Après trois saisons passées au Racing 92, Cameron Woki a fait son retour à l’Union Bordeaux-Bègles l’été dernier, où il avait déjà évolué de 2017 à 2022. Un départ sur lequel s’est exprimé Gaël Fickou, expliquant que c’est sa mauvaise relation avec Christophe Urios, entraîneur à l’époque, qui avait contribué à le faire partir.

Ancien coéquipier de Cameron Woki au Racing 92, Gaël Fickou n’est pas surpris par son excellente saison du côté de l’Union Bordeaux-Bègles. Le troisième ligne y a effectué son retour l’été dernier, après y avoir déjà joué de 2017 et 2022 et trois saisons passées chez le club parisien.
« Avant de quitter le Racing, il m’avait parlé de son envie de retrouver Bordeaux »

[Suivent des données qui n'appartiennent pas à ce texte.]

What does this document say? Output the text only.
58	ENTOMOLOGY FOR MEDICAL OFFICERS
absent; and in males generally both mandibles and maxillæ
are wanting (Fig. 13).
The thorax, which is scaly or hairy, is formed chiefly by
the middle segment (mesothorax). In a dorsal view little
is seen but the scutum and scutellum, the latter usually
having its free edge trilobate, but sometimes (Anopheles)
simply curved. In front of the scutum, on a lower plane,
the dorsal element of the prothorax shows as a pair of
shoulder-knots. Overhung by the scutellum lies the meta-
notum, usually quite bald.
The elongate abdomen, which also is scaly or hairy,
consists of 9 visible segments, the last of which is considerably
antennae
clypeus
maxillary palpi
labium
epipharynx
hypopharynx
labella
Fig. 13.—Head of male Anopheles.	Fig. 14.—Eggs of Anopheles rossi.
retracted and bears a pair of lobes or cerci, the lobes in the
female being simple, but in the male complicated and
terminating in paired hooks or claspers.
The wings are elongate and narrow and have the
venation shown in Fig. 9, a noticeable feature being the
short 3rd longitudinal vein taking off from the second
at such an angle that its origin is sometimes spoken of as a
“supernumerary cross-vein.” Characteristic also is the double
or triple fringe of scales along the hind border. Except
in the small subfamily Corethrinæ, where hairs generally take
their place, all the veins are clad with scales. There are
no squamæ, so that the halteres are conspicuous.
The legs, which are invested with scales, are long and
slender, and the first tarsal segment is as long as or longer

« Honnêtement, non. Je connais son potentiel et pour se relancer, il avait simplement besoin de retrouver un challenge qui lui plaisait. Avant de quitter le Racing, il m’avait parlé de son envie de retrouver Bordeaux et je savais que ça lui ferait du bien. Il est alors tombé dans une équipe super compétitive, qui joue un beau rugby, dispute des phases finales et tout ça le tire vers le haut. Il a le talent pour y répondre », a confié Gaël Fickou, dans un entretien accordé au Midi Olympique. Selon lui, le poste de numéro 7 convient mieux à Cameron Woki. « C’est une certitude. Il l’a d’ailleurs toujours revendiqué, n’a jamais caché sa préférence pour cette position. […] Pour durer en équipe nationale, il a dû faire des concessions, jouer deuxième ligne et je comprends ce "sacrifice", si je peux m’exprimer ainsi. Il a d’ailleurs fait de très grands matchs au poste de numéro 4. Mais à mon sens, il est plus doué dans les espaces et au relais de ses trois-quarts. »
« Ça ne passait pas avec Christophe Urios »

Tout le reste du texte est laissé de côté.